Утром допрашивали поляка, дворового человека пана Заблоцкого, захваченного в пределах Нежинского полка. Возможно, это был лазутчик, ибо сказывал, что приехал искать пропавших лошадей. А приехал-де потому, что прошел слух – у Хмельницкого и польского короля заключен мир. Король обещал записать в реестр сорок тысяч казаков, и они теперь, как прежде, будут служить Речи Посполитой. Назвал, где и сколько стоит у поляков по городам войска, и сказал, что все паны поехали ныне в Варшаву на сейм. О чем сейм – не знает.

Сообщения эти были тревожные и требовали проверки.

Сам Хмельницкий прислал человека с письмом, в котором сообщал о своей переписке с ханом. Хан жаловался на полковника Богуна, который побил много татар. Гетман отвечал, что будет стоять за православных христиан, ибо татары грабят и уводят людей в полон.

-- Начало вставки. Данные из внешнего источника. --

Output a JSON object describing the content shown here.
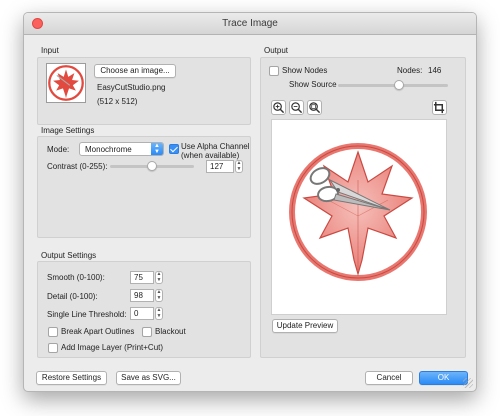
{
  "window": {
    "title": "Trace Image"
  },
  "input": {
    "section_label": "Input",
    "choose_button": "Choose an image...",
    "filename": "EasyCutStudio.png",
    "dimensions": "(512 x 512)"
  },
  "image_settings": {
    "section_label": "Image Settings",
    "mode_label": "Mode:",
    "mode_value": "Monochrome",
    "use_alpha_label_1": "Use Alpha Channel",
    "use_alpha_label_2": "(when available)",
    "use_alpha_checked": true,
    "contrast_label": "Contrast (0-255):",
    "contrast_value": "127",
    "contrast_level": 127
  },
  "output_settings": {
    "section_label": "Output Settings",
    "smooth_label": "Smooth (0-100):",
    "smooth_value": "75",
    "detail_label": "Detail (0-100):",
    "detail_value": "98",
    "threshold_label": "Single Line Threshold:",
    "threshold_value": "0",
    "break_apart_label": "Break Apart Outlines",
    "blackout_label": "Blackout",
    "add_image_layer_label": "Add Image Layer (Print+Cut)"
  },
  "output": {
    "section_label": "Output",
    "show_nodes_label": "Show Nodes",
    "nodes_label": "Nodes:",
    "nodes_value": "146",
    "show_source_label": "Show Source",
    "show_source_level": 0.55,
    "update_preview_button": "Update Preview"
  },
  "footer": {
    "restore_button": "Restore Settings",
    "save_svg_button": "Save as SVG...",
    "cancel_button": "Cancel",
    "ok_button": "OK"
  },
  "colors": {
    "accent": "#2b8bf6",
    "logo_red": "#e24a3f",
    "logo_pink": "#f0a09a",
    "close_red": "#fc605c"
  },
  "icons": [
    "zoom-in-icon",
    "zoom-out-icon",
    "zoom-fit-icon",
    "crop-icon",
    "maple-leaf-scissors-logo"
  ]
}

Было тайное письмо от генерального писаря Выговского. Хмельницкий-де вскоре отправит в Крым послов, чтоб решить вопрос, будет ли хан с казаками в дружбе по-прежнему или нет. Переслал писарь перехваченные у поляков письма к полковнику Богуну. Богун от присяги царю отказался, и король спешил залучить его к себе, обещал булаву гетмана.

Последнее большое и явное дело за день – разговор с нежинским полковником Иваном Золоторенко. И пришел Иван с братом Василием, с есаулами и старшиной, жаловался на яблонского воеводу Василия Борисовича Шереметева, который задержал и держит в тюрьме пятьдесят нежинских мещан, приняв их за литовских людей. К боярину Шереметеву и к царю тотчас при Золоторенках были написаны грамоты.

Вот и все дела.

– Как все?! – Василий Васильевич даже подскочил на лавке.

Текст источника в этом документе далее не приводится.